Thursday, October 29, 2015 at 10:00 a.m.
Neville Scarfe Building, Room 304A
Title: Teachers’ Emotion Regulation as a Protective Factor Against Burnout
Supervisor: Dr. Shelley Hymel
Committee: Dr. Martin Guhn and Dr. Deb Butler
ABSTRACT
Burnout, which involves emotional exhaustion, depersonalization, and reduced personal accomplishment, is one reason that many educators report leaving the teaching profession. Many of the risk factors associated with burnout have been explored at great length but very little attention has been paid to the protective factors that might mitigate burnout. To this end, this study examined the role emotion regulation, both the general knowledge of emotion regulation skills and the reported use of cognitive reappraisal and expressive suppression two common emotion regulation strategies, plays in relation to job satisfaction and burnout. Participants were 233 K-12 teachers who were enrolled in the Summer Principals Academy graduate program for aspiring teacher leaders at Teacher College, Columbia University between 2008 and 2012. Participants completed self-reported measures of the use of cognitive reappraisal and expressive suppression, job satisfaction and two aspects of burnout (personal accomplishment and emotional exhaustion). Participants also completed a performance measure of Emotional Intelligence, which included a knowledge test of overall emotion regulation ability.

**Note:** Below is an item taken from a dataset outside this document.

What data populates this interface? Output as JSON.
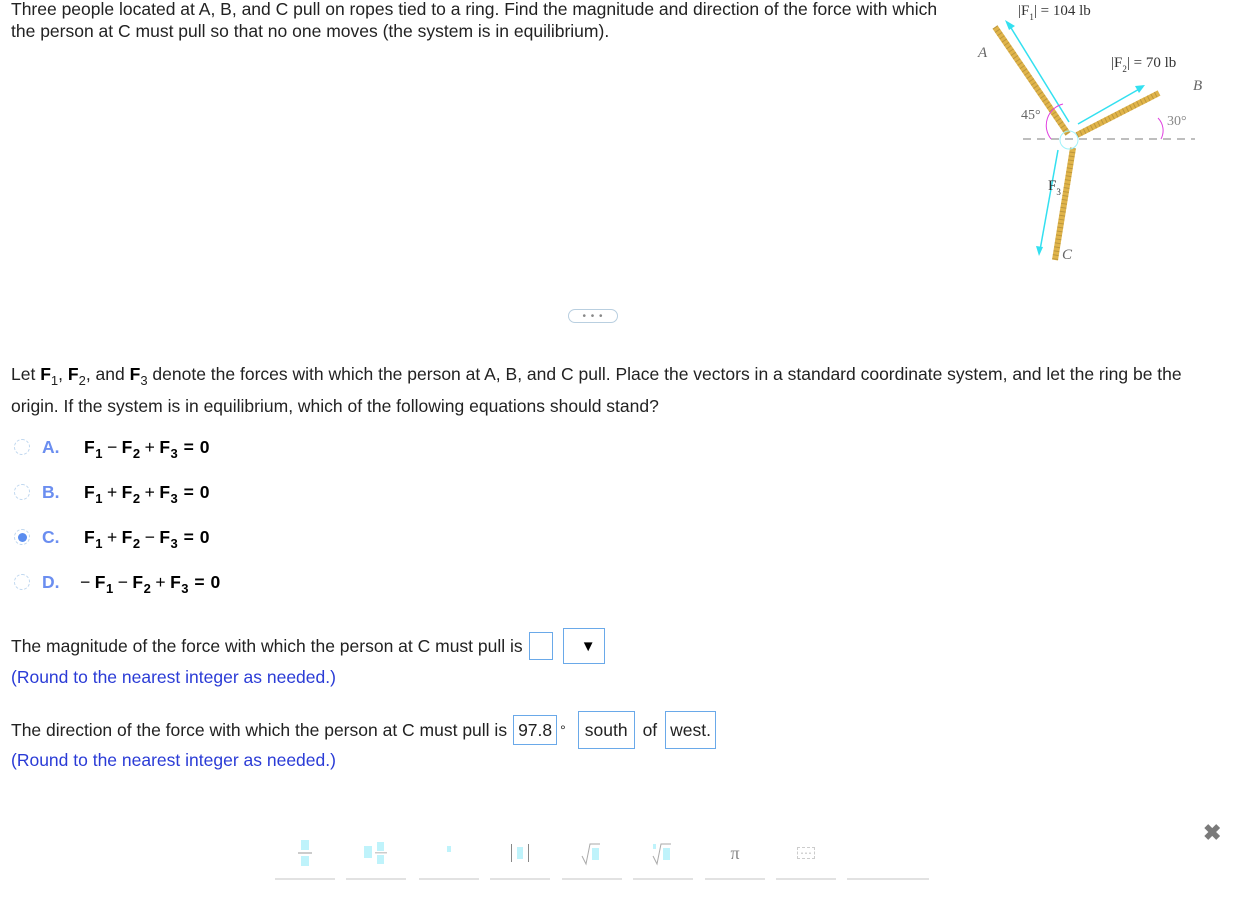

Simultaneous hierarchical regression analyses were conducted to explore the associations between indices of emotion regulation (overall emotion regulation ability, expressive suppression and cognitive reappraisal) and job outcomes of personal accomplishment, emotional exhaustion and job satisfaction. Results indicated that emotion regulation was not a predictor of job outcomes suggesting that emotion regulation is not, in fact, a protective factor against teachers’ experience of burnout. The study begs replication, as the sample selection is not fully representative of the general teaching population (participants were highly satisfied with their jobs and were studying to become school administrators).